Photos downloaded from Google have its stem shortened to 47 chars. For the comparing purpose, treat original folder file names shortened.

`invert_selection: bool = False`

Match only those files from work_dir that does not match the criterions.

Media

Media files similarity detection.

`media_magic: bool = False`

Media files similarity detection. Neither the size, date nor suffix is compared for files with media suffixes. A video is considered a duplicate if it has the same name and a similar number of frames, even if it has a different extension. An image is considered a duplicate if it has the same name and a similar image hash, even if the files are of different sizes. (This mode is considerably slower.)

`accepted_frame_delta: int = 1`

Number of frames for which two videos are considered equal.

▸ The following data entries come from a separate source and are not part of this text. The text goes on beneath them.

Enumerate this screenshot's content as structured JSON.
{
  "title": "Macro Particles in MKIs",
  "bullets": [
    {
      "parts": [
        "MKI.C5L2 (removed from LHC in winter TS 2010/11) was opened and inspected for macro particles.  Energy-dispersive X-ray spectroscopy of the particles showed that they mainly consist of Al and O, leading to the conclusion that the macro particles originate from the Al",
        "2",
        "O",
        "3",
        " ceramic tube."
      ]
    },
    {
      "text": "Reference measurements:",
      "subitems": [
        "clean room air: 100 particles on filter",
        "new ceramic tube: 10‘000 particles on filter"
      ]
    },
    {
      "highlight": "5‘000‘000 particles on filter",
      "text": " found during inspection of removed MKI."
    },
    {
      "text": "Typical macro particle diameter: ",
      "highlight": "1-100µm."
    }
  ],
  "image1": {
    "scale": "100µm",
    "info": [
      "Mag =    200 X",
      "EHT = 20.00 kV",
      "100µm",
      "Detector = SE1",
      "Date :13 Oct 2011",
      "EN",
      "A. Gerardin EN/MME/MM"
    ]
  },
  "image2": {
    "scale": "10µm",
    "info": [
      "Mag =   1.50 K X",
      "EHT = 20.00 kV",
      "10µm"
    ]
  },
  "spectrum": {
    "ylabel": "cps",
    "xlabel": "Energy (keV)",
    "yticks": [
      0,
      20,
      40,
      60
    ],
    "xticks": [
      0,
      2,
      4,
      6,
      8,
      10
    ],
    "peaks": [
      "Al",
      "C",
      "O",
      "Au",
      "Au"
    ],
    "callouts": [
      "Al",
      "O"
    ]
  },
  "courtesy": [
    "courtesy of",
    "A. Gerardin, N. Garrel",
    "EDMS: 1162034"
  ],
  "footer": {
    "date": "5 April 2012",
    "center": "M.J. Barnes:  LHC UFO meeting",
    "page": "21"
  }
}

`accepted_img_hash_diff: int = 1`

Hash difference between images so that they are considered equal, see https://github.com/JohannesBuchner/imagehash

`img_compare_date: bool = False`

If True and media_magic=True, the work file date or the work file EXIF date must match the original file date (has to be no more than an hour around).

`img_max_size: int = 0`

Used only when media_magic is True. In the beginning, we preload the image hash of all the img in the original folder. This makes the hash calculation preload to skip if the file is bigger than this bytes. If you are searching for a relatively small image duplicates, you boost the original image hash caching speed by skipping the large ones.

Helper

Helper settings.

`log_level: int = logging.WARNING`

10 debug .. 50 critical

`output: bool = False`

Stores the output log to a file in the current working directory. (Never overwrites an older file.)